Kaiser Permanente grant will help Grady patients
Thursday, September 18, 2008
Grady Memorial Hospital urgently needs new equipment for its trauma center and fewer patients for its busy emergency room. Thanks to a gift from medical insurer Kaiser Permanente, both needs will be addressed.
Most of a $5 million grant recently announced by Kaiser is aimed at providing primary medical care to 1,000 chronically ill poor people for a year. About $2 million of the grant will go to replace the aging equipment in Grady’s trauma center — the only Level 1 trauma center in North Georgia and the busiest in the state.
No doubt many of the patients who will be helped by the Kaiser grant have turned to Grady in the past for emergency treatment, probably after failing to get routine care for diabetes, high blood pressure and other chronic conditions. Without primary care, those patients deteriorate and end up getting expensive emergency room treatment. Last year alone, Grady had to absorb about $40 million for the care of patients who have no insurance.
Helping control the flow of patients from the emergency room into Grady’s medical and surgical wards is one of the biggest challenges facing the hospital’s new CEO Michael Young. The hospital will never be able to attract insured patients for elective surgeries and other procedures if it is under constant siege by uninsured Fulton and DeKalb residents who turn to it as their medical safety net. Because they are so sick when they show up in the emergency room, they need to be hospitalized longer, which in turn increases their cost of care. Breaking that cycle is the key to Grady’s survival.

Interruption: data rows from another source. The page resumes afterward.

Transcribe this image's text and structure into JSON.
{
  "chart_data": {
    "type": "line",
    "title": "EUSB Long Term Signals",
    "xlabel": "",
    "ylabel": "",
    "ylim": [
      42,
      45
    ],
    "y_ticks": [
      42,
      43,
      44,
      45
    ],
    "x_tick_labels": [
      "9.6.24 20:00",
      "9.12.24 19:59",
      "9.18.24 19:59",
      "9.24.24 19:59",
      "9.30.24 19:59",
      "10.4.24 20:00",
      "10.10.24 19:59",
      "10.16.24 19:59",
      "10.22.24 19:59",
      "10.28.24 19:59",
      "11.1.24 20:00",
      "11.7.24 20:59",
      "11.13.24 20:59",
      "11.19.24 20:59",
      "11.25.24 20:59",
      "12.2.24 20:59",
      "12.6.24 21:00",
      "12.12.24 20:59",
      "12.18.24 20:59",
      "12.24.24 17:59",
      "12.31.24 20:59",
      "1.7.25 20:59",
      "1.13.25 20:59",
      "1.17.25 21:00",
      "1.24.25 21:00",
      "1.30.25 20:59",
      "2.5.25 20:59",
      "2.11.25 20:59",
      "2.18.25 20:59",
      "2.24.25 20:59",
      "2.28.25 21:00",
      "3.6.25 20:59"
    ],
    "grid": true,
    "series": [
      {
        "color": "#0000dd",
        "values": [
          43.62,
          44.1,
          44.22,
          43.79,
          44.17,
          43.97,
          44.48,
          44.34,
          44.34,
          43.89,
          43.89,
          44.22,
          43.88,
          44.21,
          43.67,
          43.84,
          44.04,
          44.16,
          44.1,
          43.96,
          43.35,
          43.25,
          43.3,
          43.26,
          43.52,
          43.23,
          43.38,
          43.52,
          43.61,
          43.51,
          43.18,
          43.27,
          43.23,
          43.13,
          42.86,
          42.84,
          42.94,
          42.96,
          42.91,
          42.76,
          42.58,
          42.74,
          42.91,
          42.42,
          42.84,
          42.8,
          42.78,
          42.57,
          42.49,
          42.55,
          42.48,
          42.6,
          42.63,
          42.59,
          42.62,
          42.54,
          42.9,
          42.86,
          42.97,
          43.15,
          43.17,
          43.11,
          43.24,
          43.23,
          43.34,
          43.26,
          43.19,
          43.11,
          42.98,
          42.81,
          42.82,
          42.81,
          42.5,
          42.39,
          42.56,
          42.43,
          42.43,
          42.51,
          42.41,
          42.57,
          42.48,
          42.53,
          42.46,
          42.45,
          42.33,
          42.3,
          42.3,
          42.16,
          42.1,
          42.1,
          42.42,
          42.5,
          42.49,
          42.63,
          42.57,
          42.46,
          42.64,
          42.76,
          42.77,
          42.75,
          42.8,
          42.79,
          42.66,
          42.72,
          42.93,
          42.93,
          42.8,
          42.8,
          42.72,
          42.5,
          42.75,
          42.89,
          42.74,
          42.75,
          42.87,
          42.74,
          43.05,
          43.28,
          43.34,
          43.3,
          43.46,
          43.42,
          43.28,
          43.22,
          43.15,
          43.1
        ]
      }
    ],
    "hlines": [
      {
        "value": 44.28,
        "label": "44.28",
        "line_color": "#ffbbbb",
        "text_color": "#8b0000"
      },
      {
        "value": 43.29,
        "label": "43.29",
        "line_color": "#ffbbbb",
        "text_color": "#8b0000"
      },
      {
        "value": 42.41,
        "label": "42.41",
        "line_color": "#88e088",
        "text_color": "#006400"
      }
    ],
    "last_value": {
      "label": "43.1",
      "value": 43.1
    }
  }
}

It’s no coincidence that the Kaiser grant comes just as Young has begun to assemble a new team to take over Grady, which has been hampered over the years by the political mismanagement of the Fulton-DeKalb authority. Last spring, the authority ceded day-to-day control to a nonprofit board of directors who hired Young with the promise of turning the hospital around. Because of that change in governance, the Woodruff foundation, Atlanta’s largest philanthropy, promised $200 million over the next four years for new equipment and other capital needs. The Kaiser grant is another very public endorsement that things have changed at Grady.
Young started work earlier this month and has already begun shaking up the institution and the community it serves. Among other things, he has personally been reviewing every expenditure over $1,000, looking to spot wasteful trends. He’s also put other metro hospitals on notice that he’ll be watching Grady’s emergency room to see if it is getting poor patients that should have been treated elsewhere.
Thomas Bell, a member of the new Grady board, said he hopes the change in management will encourage other Atlanta companies and their charitable foundations to follow Kaiser’s lead.
“This is a new day” for Grady, he said. “This gets us off on the right foot.”